在牛郎圈中,誰不知道駱郁琴的大名,她花大把的錢尋男人開心,也只有眼前這個男人笨得被蒙在鼓裡。
羅皓遠殺人般的目光看向那男人,吼聲如雷的質問:「你是誰?」
「她花錢買來陪她銷魂的男人!」那男人輕描淡寫的回答。
羅皓遠簡直不敢相信他所聽到的,他的未婚妻居然去買男人?!
「為什麼?你為什麼要這麼做?」
駱郁琴不在乎自己的赤裸,神情嫵媚的看著羅皓遠道:「既然來了,要不要也摻一腳?三人行似乎挺好玩的!」她輕佻的撫摸著身旁健碩男人的胸肌,雙眸閃著渴望的光芒。
「呃,我看我還是先走好了。」男人邊說邊下床。
駱郁琴急忙阻止他,「不行!我們剛才的事還沒有做完,你怎麼可以先走呢!而且我還想試試玩三人行呢!」
男人豪爽的點頭。既然付錢的人都無所謂,他也沒有什麼好損失的,反正選擇出賣肉體時,他早就將尊嚴拋到腦後。再說玩的又不是自己的未婚妻,他有得玩又有錢賺,何樂而不為呢!
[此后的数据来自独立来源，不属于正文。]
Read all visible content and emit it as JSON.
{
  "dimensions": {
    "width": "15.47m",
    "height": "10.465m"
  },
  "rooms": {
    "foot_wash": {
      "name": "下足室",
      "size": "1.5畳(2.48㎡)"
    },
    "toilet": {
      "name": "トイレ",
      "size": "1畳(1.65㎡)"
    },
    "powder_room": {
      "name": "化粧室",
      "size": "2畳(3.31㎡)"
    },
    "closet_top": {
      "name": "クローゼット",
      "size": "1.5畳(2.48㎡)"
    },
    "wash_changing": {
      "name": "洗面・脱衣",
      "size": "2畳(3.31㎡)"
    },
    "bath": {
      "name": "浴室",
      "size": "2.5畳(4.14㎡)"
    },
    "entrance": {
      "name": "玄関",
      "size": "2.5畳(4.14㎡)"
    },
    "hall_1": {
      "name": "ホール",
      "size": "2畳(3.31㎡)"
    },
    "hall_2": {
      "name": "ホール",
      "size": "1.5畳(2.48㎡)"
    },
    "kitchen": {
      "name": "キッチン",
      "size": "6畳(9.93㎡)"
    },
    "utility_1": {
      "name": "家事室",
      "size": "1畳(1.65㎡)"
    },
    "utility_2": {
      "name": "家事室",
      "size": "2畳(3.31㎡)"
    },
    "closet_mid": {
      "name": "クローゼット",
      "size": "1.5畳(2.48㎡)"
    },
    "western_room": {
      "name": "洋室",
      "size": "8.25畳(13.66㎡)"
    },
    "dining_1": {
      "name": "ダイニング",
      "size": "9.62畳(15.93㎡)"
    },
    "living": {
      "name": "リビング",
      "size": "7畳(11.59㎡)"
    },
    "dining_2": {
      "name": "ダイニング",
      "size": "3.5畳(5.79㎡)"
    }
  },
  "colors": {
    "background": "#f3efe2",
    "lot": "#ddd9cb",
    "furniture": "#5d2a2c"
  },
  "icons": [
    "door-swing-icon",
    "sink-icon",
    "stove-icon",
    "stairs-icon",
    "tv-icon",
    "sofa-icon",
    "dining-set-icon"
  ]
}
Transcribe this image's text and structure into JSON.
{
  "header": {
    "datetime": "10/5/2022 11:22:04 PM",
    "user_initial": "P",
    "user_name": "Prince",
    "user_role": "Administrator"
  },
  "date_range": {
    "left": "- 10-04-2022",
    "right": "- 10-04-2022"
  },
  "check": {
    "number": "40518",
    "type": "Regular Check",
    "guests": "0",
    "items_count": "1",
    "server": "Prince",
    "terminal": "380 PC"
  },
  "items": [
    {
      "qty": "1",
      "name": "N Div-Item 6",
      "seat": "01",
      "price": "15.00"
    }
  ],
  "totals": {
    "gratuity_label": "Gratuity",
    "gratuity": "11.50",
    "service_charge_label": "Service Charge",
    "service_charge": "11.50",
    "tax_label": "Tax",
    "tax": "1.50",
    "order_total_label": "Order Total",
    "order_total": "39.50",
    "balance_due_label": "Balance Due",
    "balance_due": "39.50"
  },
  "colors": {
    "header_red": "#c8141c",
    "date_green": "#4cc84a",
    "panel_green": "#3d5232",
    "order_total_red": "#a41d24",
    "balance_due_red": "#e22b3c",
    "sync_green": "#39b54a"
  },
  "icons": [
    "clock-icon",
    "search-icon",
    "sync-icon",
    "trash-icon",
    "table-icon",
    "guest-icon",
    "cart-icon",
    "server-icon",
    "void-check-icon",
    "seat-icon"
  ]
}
「駱郁琴!」羅皓遠眼見自已的未婚妻居然如此淫蕩,氣得雙目泛紅,有強烈的殺人慾望。
「人家都同意了,你還不快點過來。」駱郁琴嬌聲催促著。半年前她設計灌醉他,才讓他和她發生關係,怎奈羅皓遠依然十分尊重她,每每都要她以酒灌醉他,才能拖他上床。
羅皓遠忍住想揮動拳頭的手,難以置信的瞪著她,「你欠我一個解釋。」
「哈哈!說你笨,還真是笨得可以,事實都擺在眼前了.你還想知道什麼?」駱郁琴笑得花枝亂顫,這時的她已經不在乎他,根本不需要偽裝,露出本來的個性也無所渭。